One reason math texts are so abstruse and technical is because of all the specifications and conditions that have to be put on theorems to keep them out of crevasses. In this sense, they’re like legal documents, and often about as much fun to read.
david edgar wallace
So there may be some dry text out there with no semantics or a play on words, but few would ever want read it much less search for it.
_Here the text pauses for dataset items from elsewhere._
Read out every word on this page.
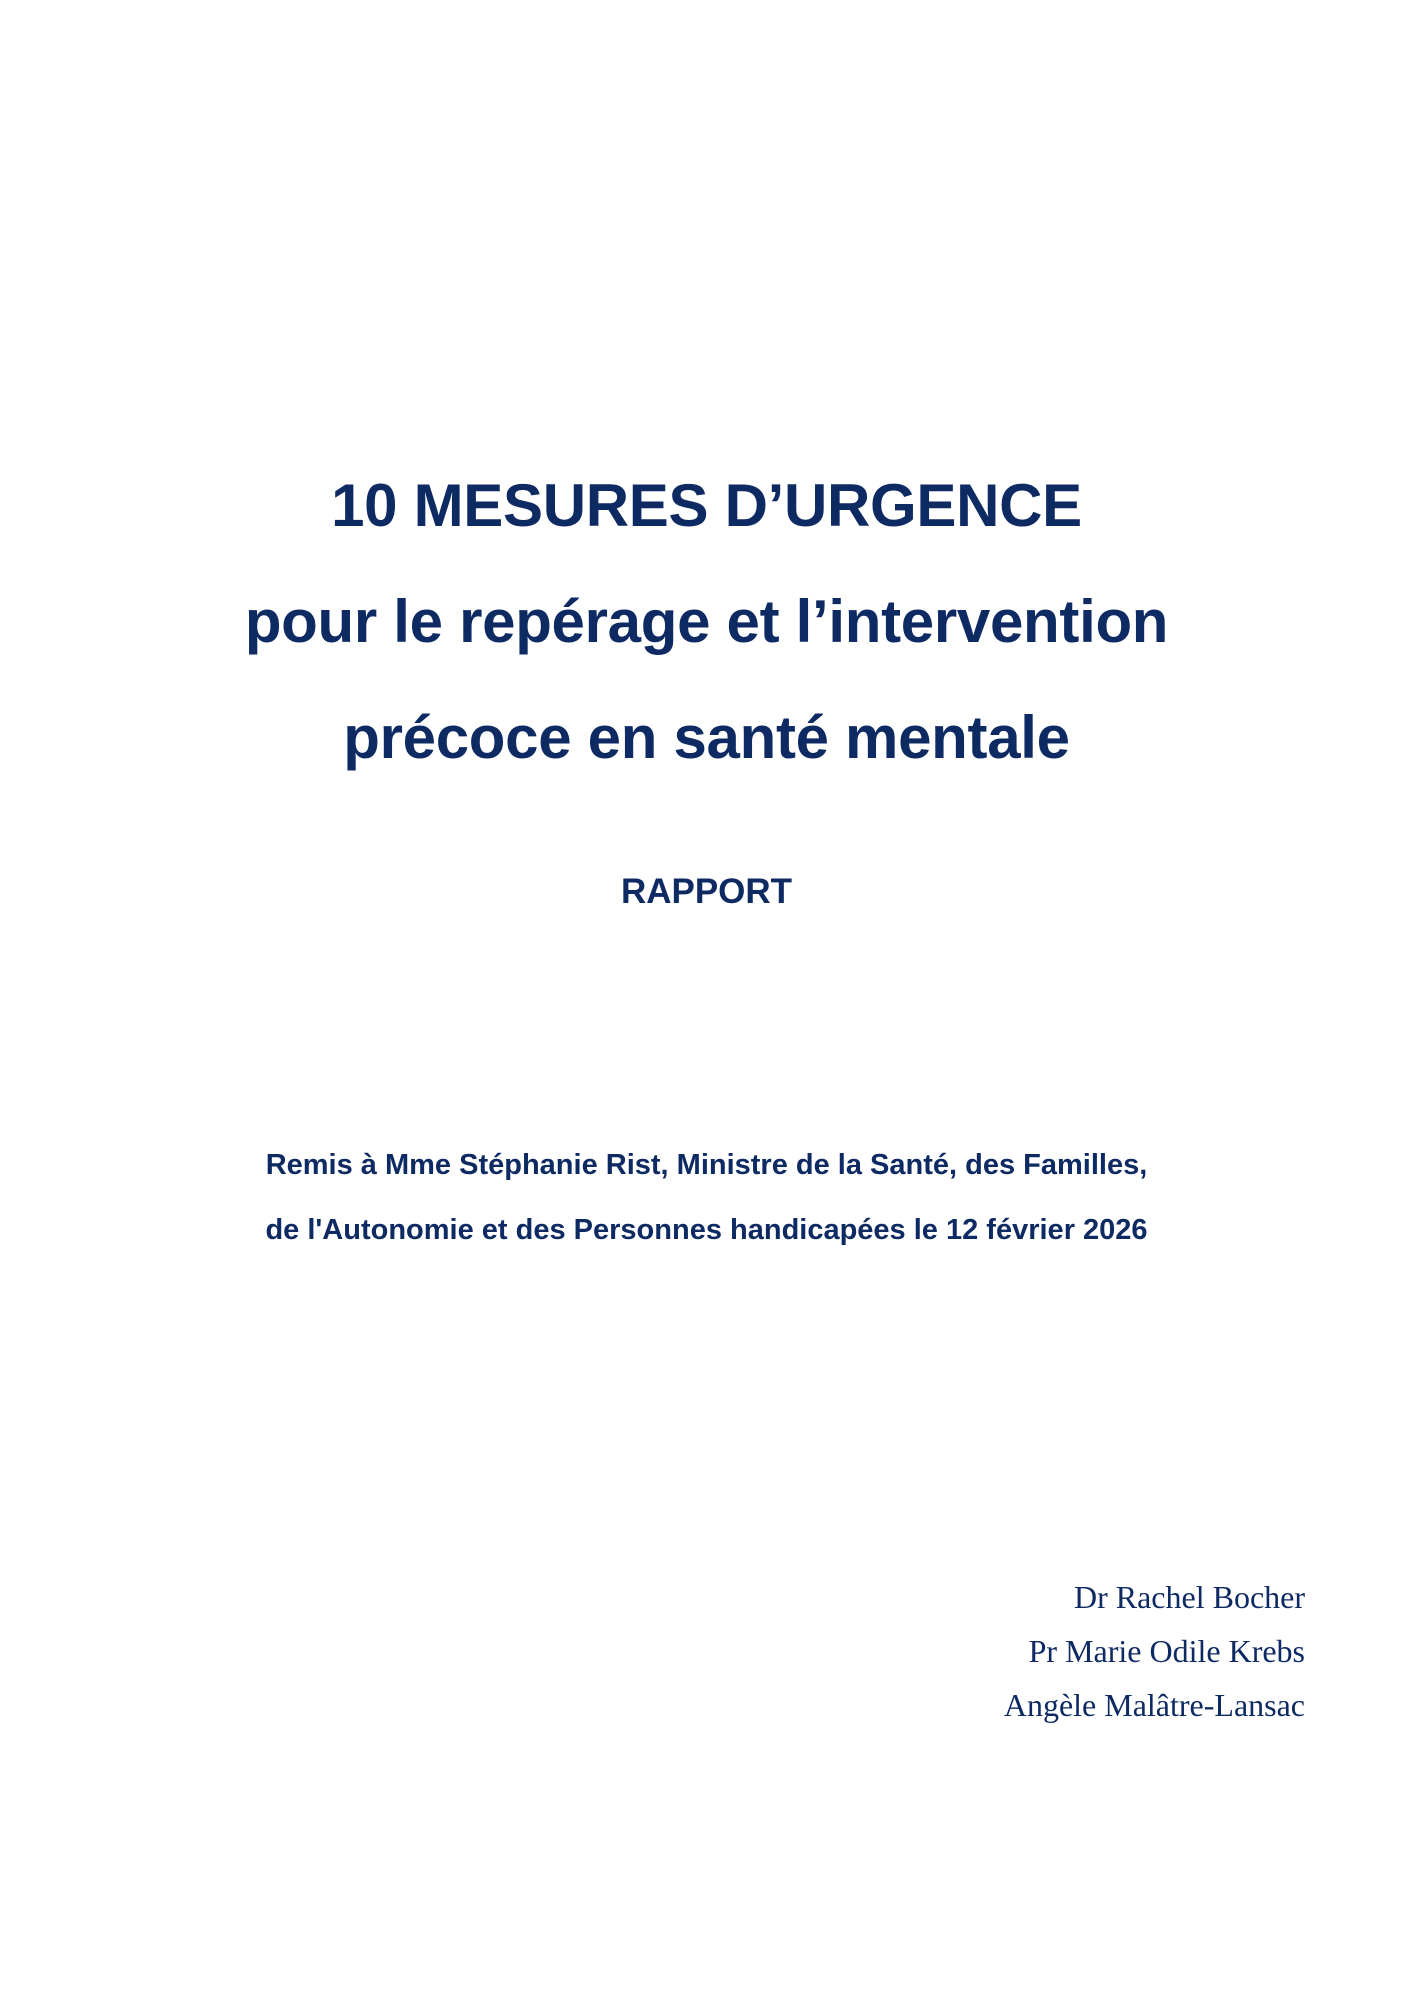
10 MESURES D’URGENCE
pour le repérage et l’intervention
précoce en santé mentale
RAPPORT
Remis à Mme Stéphanie Rist, Ministre de la Santé, des Familles,
de l'Autonomie et des Personnes handicapées le 12 février 2026
Dr Rachel Bocher
Pr Marie Odile Krebs
Angèle Malâtre-Lansac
So there we go – any search worthy text will have semantically related documents.
To summarize:
- We have seen that Elasticsearch, augmented with BERT vectors can pull out semantically related results from a document repo
- Sticking to the actual keywords is sometimes the right thing to do instead of trying to find relations as BERT does with its vectors. Keyword based search has an upper hand in such cases.
- With the keyword based results, we can readily explain why a result rose to the top. There is even an explain api to dig through the details of how the relevance score has been obtained. This is a clear plus for the keyword based approach.
- With BERT driven semantic results, there is little insight into why a result came out on top or did not make it. It is the dense vectors that determine the relevancy score. Who knows what all parameters went into coming up with those dense vectors… besides there are 110 million of them for crying out loud!
So are we ready to replace the traditional keyword based results with these semantic ones? No. But there is perhaps no harm in augmenting them and letting the end users vote!